SBlackLady przedstawia *47 cz. 1*
– ...Smarkacz często znika. Niby szuka jakiegoś kota, ale od miesiąca, jak tu jestem to go nie znalazł. Jestem pewna, że się wymyka, żeby donosić, ale nikt go jeszcze nie złapał na gorącym uczynku. Prawie całe dowództwo wierzy, że jest czysty, ale Moody i kilku innych ludzi mu nie ufa. – Betula przez chwilę przyglądała jej się uważnie, a ona starała się zachować spokojny wyraz twarzy. – A ty co sądzisz, Dorcas? Odniosłam wrażenie, że tworzyliście dość zżytą paczkę, więc poznałaś go nieco.

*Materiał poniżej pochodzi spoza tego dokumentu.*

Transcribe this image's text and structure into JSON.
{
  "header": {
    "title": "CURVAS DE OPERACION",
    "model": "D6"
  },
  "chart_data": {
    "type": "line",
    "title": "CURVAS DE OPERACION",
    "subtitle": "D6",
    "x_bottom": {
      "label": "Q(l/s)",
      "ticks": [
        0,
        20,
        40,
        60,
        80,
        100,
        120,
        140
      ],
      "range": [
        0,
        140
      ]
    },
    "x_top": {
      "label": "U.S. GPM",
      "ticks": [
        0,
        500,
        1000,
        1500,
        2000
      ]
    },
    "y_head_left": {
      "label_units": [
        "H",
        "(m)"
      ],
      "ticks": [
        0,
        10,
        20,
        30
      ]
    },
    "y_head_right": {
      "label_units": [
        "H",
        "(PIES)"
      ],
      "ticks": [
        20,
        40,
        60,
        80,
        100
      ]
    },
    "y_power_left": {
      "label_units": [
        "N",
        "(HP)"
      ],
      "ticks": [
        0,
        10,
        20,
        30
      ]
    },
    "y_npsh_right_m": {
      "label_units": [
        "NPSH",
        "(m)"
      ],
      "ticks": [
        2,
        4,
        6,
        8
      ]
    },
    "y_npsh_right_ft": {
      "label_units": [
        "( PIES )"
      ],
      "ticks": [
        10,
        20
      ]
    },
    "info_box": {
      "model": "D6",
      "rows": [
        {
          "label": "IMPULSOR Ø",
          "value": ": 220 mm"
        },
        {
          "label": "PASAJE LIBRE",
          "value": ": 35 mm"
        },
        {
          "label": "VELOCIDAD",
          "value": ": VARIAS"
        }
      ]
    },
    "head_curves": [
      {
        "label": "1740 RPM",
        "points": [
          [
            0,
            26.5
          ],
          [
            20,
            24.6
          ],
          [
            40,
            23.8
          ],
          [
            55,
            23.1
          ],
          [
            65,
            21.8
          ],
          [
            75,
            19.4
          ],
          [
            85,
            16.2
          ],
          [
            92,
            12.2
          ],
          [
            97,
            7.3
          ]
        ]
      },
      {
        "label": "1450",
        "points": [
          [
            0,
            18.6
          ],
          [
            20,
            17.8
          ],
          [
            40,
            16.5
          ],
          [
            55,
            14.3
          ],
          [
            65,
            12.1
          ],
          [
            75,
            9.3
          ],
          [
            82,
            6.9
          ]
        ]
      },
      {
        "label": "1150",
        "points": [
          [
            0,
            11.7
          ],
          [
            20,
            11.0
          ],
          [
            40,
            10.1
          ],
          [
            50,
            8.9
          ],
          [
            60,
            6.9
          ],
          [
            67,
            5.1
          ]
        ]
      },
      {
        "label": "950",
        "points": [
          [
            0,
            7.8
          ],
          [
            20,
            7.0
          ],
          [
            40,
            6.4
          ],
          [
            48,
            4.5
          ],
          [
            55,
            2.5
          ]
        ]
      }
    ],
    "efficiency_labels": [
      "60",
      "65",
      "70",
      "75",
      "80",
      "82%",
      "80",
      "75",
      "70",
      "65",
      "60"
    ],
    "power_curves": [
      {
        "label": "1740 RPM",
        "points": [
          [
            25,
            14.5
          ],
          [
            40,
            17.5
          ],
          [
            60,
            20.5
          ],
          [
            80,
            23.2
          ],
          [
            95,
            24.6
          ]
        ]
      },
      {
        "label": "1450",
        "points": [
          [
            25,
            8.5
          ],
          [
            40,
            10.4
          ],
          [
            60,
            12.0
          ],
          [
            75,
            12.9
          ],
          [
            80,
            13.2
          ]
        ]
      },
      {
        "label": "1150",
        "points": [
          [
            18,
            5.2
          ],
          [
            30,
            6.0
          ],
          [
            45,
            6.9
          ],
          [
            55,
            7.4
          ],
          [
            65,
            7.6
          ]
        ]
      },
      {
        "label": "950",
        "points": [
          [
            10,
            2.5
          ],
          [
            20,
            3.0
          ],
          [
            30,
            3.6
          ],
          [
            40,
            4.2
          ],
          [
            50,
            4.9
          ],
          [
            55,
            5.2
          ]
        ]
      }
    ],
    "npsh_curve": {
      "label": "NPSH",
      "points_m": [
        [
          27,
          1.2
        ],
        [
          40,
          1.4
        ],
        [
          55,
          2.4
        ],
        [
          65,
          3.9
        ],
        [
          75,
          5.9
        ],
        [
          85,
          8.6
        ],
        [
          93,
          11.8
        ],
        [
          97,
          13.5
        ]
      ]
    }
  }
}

– Nieco... – Przyznała cicho. – Myślę, że to nie on. Nigdy nie zdradziłby Jamesa. Nie zdradziłby przyjaciół.
– Może i nie... Ale czy zdradziłby Zakon? To jednak Black. Krew to... – Zaczęła tak nieprzyjemnym tonem głosu, że włoski na karku Dorcas zjeżyły się.
– ...Krew nic nie znaczy. – Powiedziała hardo czując narastającą złość. Dostrzegła w oczach Meadows skruchę i wiedziała, że babcia zrozumiała aluzję do tego, co właśnie działo się z nią. – Pójdę poszukać Alicji. Zobaczymy się jutro na ślubie.